Any consumer good can be mysterious. Who really knows what’s in a soda, or a hamburger, or a toothpaste? Branding covers over those questions, so arbitrary choice can masquerade as preference. But we tend to think it’s easy to distinguish between categories: A cola is not a sports drink; coffee isn’t tea. Slushies violate this expectation. Imagine going into a café and saying, “Give me a cup of the hot stuff,” and then accepting whatever they pour you as if it were the specific object of your desire. That’s what it is to buy a slushie.
Like Parker, Atherton described the purchase of a slushie as a feeling in itself, “like going out for ice cream.” According to John Pahic, who distributes the Taylor Company’s frozen-beverage machines for the Midwest Equipment Company, even regional “preferences,” such as the Tennessee foam, might have less to do with people’s palate than their life history—a slush ideology of sorts. You like what you know. And given the emotional, nostalgic nature of slushies, memory and habit rule.

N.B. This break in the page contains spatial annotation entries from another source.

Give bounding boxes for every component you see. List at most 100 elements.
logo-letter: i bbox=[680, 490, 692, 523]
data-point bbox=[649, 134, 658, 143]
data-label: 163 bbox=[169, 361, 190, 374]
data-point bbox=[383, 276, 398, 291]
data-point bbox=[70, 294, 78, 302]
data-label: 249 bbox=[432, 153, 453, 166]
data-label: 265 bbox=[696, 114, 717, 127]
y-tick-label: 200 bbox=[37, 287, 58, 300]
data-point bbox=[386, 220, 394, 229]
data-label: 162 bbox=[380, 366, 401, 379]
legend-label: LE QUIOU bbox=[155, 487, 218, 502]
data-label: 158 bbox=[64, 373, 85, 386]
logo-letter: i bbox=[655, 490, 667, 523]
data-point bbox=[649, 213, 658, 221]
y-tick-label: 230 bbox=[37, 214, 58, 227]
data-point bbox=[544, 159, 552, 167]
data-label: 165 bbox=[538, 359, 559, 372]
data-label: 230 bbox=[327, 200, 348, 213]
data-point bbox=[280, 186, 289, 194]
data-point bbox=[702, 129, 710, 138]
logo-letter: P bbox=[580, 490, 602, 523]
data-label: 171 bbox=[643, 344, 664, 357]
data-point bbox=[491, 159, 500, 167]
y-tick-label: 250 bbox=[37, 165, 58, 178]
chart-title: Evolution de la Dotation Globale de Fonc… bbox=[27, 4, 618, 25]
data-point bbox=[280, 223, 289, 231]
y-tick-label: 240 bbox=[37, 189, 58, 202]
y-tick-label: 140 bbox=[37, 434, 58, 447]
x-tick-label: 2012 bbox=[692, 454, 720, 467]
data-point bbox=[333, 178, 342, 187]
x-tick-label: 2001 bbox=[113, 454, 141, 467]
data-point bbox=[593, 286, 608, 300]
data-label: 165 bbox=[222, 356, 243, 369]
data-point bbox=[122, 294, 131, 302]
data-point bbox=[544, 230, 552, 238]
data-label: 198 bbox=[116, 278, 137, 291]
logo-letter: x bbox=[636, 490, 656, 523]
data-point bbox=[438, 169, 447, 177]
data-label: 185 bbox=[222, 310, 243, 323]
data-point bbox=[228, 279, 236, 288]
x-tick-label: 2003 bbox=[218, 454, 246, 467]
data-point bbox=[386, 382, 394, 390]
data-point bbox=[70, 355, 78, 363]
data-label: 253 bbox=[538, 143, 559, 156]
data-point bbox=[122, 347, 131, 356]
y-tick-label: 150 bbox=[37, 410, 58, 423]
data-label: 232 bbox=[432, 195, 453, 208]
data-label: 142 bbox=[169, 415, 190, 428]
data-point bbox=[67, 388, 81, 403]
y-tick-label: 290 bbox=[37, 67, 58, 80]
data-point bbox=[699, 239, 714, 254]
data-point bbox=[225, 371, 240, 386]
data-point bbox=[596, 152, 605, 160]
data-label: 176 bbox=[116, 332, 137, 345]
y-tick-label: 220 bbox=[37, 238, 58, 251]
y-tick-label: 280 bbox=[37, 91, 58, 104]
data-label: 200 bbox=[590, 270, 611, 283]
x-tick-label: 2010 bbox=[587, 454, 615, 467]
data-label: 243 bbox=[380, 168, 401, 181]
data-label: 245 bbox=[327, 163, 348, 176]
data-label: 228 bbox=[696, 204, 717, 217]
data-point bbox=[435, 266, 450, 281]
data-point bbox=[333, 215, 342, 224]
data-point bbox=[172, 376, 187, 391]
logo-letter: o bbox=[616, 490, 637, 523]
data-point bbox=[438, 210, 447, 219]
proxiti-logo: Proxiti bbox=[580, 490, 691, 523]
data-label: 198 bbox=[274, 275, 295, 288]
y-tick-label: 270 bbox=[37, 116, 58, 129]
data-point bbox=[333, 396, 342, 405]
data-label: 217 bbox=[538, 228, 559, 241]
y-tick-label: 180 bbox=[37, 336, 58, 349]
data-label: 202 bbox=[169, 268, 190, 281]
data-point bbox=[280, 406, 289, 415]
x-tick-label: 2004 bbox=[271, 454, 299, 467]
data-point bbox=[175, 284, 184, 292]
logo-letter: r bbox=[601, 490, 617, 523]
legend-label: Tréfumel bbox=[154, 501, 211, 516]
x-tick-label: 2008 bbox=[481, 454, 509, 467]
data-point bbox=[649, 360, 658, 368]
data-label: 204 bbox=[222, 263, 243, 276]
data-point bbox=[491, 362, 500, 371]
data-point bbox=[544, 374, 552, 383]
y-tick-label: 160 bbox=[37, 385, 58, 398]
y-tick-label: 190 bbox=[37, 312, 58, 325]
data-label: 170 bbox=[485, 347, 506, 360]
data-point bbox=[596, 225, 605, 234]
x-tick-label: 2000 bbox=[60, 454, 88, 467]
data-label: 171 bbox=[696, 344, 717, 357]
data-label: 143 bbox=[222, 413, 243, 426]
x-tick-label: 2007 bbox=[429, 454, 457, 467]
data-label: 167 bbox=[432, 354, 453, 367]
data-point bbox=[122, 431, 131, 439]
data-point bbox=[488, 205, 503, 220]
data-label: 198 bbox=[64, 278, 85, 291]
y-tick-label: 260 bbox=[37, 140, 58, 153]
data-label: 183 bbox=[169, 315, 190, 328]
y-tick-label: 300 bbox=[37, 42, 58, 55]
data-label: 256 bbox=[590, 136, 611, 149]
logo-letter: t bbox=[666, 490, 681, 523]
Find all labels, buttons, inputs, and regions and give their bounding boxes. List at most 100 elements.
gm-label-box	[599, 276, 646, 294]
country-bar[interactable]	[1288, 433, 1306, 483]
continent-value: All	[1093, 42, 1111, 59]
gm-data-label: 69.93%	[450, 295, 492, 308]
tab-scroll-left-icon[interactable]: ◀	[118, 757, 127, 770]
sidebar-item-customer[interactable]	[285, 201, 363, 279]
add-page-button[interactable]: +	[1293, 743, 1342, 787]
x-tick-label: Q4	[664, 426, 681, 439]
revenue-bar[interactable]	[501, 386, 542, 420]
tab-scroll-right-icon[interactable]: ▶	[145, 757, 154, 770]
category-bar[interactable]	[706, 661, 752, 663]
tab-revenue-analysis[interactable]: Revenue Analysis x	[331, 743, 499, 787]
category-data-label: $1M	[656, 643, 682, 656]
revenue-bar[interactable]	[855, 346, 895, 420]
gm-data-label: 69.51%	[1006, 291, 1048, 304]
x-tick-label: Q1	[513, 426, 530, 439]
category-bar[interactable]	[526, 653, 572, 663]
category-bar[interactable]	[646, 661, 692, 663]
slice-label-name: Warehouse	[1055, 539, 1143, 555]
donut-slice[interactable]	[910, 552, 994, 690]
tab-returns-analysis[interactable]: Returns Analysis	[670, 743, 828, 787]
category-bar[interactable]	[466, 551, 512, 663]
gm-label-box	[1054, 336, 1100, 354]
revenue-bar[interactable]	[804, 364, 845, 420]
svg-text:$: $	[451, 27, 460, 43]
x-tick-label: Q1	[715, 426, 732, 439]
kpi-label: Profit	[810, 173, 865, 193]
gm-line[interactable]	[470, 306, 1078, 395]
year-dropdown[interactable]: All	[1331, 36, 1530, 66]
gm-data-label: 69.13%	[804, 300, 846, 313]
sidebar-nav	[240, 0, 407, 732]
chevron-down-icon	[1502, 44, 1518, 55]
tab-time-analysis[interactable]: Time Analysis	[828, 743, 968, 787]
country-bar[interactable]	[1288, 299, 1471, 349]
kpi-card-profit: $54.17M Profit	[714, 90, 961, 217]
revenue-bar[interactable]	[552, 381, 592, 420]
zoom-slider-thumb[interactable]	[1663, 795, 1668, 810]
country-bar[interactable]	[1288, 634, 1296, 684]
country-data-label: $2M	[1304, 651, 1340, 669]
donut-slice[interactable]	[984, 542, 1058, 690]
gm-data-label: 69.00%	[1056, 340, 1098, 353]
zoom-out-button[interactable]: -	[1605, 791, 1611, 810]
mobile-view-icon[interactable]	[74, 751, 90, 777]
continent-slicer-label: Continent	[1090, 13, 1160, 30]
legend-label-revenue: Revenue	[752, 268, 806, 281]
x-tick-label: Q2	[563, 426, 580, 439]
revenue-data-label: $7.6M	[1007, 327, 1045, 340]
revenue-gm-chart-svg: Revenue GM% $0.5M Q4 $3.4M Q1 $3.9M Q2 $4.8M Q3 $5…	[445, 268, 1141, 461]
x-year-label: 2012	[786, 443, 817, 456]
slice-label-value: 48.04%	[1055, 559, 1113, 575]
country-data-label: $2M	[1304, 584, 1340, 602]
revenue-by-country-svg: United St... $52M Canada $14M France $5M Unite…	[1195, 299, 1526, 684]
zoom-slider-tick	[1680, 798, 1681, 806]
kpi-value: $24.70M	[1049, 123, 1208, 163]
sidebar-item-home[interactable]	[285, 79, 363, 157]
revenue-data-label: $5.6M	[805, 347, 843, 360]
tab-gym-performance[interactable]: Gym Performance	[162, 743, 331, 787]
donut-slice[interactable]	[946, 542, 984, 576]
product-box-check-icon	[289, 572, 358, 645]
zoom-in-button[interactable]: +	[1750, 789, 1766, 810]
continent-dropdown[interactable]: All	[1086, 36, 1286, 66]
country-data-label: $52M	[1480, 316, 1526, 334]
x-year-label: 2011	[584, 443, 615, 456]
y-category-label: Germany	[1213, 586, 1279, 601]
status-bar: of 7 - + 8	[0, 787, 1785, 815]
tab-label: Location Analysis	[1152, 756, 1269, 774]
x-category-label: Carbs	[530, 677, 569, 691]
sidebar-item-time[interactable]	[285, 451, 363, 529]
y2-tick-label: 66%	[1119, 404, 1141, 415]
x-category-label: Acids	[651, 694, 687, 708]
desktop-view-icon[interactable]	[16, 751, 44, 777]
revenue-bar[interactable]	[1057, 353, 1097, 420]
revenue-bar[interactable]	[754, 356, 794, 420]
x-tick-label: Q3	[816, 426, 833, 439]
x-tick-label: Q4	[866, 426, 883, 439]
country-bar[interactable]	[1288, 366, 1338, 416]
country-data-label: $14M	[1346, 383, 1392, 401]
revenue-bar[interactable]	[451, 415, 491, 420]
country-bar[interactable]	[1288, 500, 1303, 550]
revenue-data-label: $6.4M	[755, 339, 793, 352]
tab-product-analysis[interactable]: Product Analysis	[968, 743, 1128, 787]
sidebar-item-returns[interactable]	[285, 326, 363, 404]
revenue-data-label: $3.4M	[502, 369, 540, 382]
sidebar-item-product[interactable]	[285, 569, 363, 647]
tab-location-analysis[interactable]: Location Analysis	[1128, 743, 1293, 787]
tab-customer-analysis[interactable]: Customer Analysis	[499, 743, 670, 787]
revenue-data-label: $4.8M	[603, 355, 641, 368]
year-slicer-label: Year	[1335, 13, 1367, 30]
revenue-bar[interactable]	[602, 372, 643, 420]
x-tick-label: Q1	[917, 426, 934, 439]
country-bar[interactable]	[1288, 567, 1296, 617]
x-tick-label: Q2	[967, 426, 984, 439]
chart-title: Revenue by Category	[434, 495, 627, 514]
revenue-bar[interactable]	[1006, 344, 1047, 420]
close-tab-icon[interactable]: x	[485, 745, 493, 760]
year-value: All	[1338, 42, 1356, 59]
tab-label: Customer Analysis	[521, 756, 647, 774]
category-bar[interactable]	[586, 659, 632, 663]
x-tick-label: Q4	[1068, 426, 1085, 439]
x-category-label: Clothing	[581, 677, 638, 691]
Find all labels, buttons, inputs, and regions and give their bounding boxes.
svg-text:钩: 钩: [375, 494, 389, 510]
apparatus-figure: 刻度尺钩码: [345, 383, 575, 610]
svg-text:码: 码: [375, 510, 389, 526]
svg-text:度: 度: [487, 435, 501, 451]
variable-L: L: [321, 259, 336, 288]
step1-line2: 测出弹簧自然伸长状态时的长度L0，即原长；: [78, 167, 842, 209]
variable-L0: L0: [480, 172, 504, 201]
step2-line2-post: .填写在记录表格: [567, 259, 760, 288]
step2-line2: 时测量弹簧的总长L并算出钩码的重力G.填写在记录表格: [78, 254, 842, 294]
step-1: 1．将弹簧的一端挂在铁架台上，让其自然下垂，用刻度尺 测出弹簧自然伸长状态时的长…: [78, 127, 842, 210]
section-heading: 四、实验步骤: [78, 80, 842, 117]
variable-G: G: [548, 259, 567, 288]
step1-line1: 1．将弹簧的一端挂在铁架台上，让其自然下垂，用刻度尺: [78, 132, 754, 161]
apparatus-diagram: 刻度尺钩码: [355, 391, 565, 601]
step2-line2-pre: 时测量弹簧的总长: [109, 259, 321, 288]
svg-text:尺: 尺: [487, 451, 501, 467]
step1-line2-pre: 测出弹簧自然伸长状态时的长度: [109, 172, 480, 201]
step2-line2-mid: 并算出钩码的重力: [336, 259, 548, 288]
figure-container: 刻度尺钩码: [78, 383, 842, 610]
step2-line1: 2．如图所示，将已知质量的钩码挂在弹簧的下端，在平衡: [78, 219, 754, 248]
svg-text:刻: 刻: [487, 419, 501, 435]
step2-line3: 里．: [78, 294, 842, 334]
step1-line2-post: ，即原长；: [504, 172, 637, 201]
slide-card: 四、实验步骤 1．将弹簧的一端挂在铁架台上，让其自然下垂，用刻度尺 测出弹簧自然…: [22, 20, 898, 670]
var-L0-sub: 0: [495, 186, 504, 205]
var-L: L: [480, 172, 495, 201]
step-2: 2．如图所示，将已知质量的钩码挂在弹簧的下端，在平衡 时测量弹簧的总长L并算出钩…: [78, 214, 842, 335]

When it comes to slushies, our brains are frozen. To us, they’re special treats that signify a special time—a hot summer day, a movie screening, a trip to the fair. Naturally the businesses that sell slushies see them differently, as high-margin impulse buys, tweaked to maximize the flow of capital. Your frozen drink is but a mere add-on to your entry ticket or taco-supreme order or tank of gas, and your (unconscious) frozen-beverage preferences have been exploited to produce compliant purchasing. The true customer of Big Slushie isn’t you, the slurper, but the C-stores who would tempt you to slurp.
We are all mere cogs in capitalism’s machine, I suppose, but it’s still a tragedy to see those gears turning out a frozen beverage. Perhaps I never should have started looking into Slurpees and Freezonis and the like. I’d long assumed that greater knowledge makes a pleasure more intense. But to know a slushie only numbs the soul.